AUD/USD: commodity currencies are strengthening
Despite the more moderate than expected growth in retail sales in Australia, data on which were published at the beginning of today's Asian session, the Australian dollar strengthened during today's Asian session and early European session. According to preliminary data from the Australian Bureau of Statistics, retail sales (this index is often considered an indicator of consumer confidence and reflects the state of the retail sector in the near future) in Australia increased by +0.6% in January (against the forecast of +2.0% and the previous value of -4.1%).
Despite this, investors focused on other positive macro data for Australia, published earlier. Thus, the preliminary composite purchasing managers index (PMI) of Australia (from IHS Markit), published at the beginning of today's trading day, amounted to 54.4 in February (against 55.9 in January), which indicates a continuing acceleration of business activity in the country's private sector in early 2021 (a result above 50 is seen as positive and strengthens the AUD, below 50 as negative for the Australian dollar).
Other macro data suggests that the Australian economy is creating jobs at the fastest pace since the end of 2018, and inflationary pressures are mounting. Thus, purchase prices have grown since the beginning of this year at the fastest pace in about five years; growth in selling prices also accelerated.
Last Thursday, the Australian Bureau of Statistics published a pretty decent report on the country's labor market.
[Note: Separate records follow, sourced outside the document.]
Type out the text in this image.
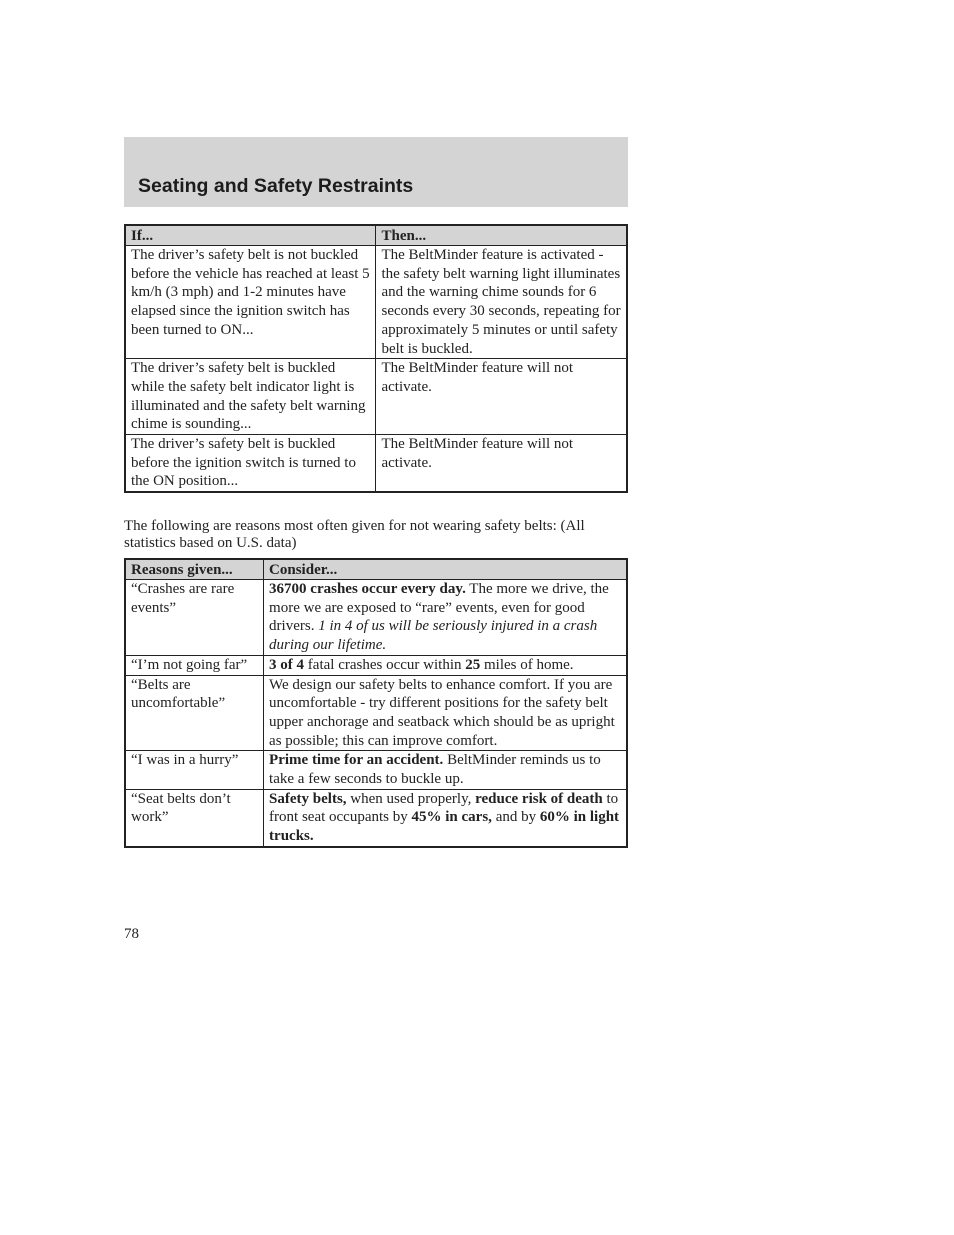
Seating and Safety Restraints
If...	Then...
The driver’s safety belt is not buckled before the vehicle has reached at least 5 km/h (3 mph) and 1-2 minutes have elapsed since the ignition switch has been turned to ON...	The BeltMinder feature is activated - the safety belt warning light illuminates and the warning chime sounds for 6 seconds every 30 seconds, repeating for approximately 5 minutes or until safety belt is buckled.
The driver’s safety belt is buckled while the safety belt indicator light is illuminated and the safety belt warning chime is sounding...	The BeltMinder feature will not activate.
The driver’s safety belt is buckled before the ignition switch is turned to the ON position...	The BeltMinder feature will not activate.
The following are reasons most often given for not wearing safety belts: (All statistics based on U.S. data)
Reasons given...	Consider...
“Crashes are rare events”	36700 crashes occur every day. The more we drive, the more we are exposed to “rare” events, even for good drivers. 1 in 4 of us will be seriously injured in a crash during our lifetime.
“I’m not going far”	3 of 4 fatal crashes occur within 25 miles of home.
“Belts are uncomfortable”	We design our safety belts to enhance comfort. If you are uncomfortable - try different positions for the safety belt upper anchorage and seatback which should be as upright as possible; this can improve comfort.
“I was in a hurry”	Prime time for an accident. BeltMinder reminds us to take a few seconds to buckle up.
“Seat belts don’t work”	Safety belts, when used properly, reduce risk of death to front seat occupants by 45% in cars, and by 60% in light trucks.
78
According to the data presented, employment in January increased by +29100, and the unemployment rate dropped to 6.4% (against the forecast of 6.5% and the previous value of 6.6%). The report reflected the continued growth in employment and the improvement in the country's labor market. The good pace of new job creation was not only a reaction to the stable growth of new orders, but also a sign of greater confidence of representatives of national business in the prospects of the country's economy.
Other factors contributing to the AUD's strength are rising oil prices, as well as coal, LPG and copper, which are among Australia's top exports. Thus, copper rose in price on the commodity market to highs in eight years.
Rising global stock indices also support market sentiment and interest in buying commodity currencies, in particular the Australian dollar. Many market participants remain optimistic given the successes of vaccinations and anticipating the imminent adoption of additional fiscal stimulus measures, which should spur economic growth and the resumption of normal functioning of sectors of the economy seriously affected by the pandemic.
Despite a number of signals from the Reserve Bank of Australia that low interest rates will remain in force for many years, and the central bank will do everything necessary to stabilize its currency, judging by the minutes of the February RBA meeting published last Tuesday, the Australian dollar has a tendency to further rise, including in the pair AUD / USD, which is traded at the beginning of today's European session near 0.7840 mark, renewing a 3-year high.
Today, market participants will analyze data on business activity and sales in the US secondary housing market, the publication of which is scheduled for 14:45 and 15:00 (GMT). Business activity in the US is expected to continue to accelerate in February, despite a slight relative decline in PMI indices (indicators above 50 indicate an acceleration in business activity, albeit at a slower pace). The US dollar fell on Thursday and during today's Asian session due to conflicting statistics released yesterday. Thus, the number of initial applications for unemployment benefits rose to 861 thousand against the forecast of 765 thousand, and the previous value was revised from 793 thousand to 848 thousand. The US dollar is also negatively affected by the growing stock market, as well as real inflation in the United States and the increasing national debt and federal budget deficit.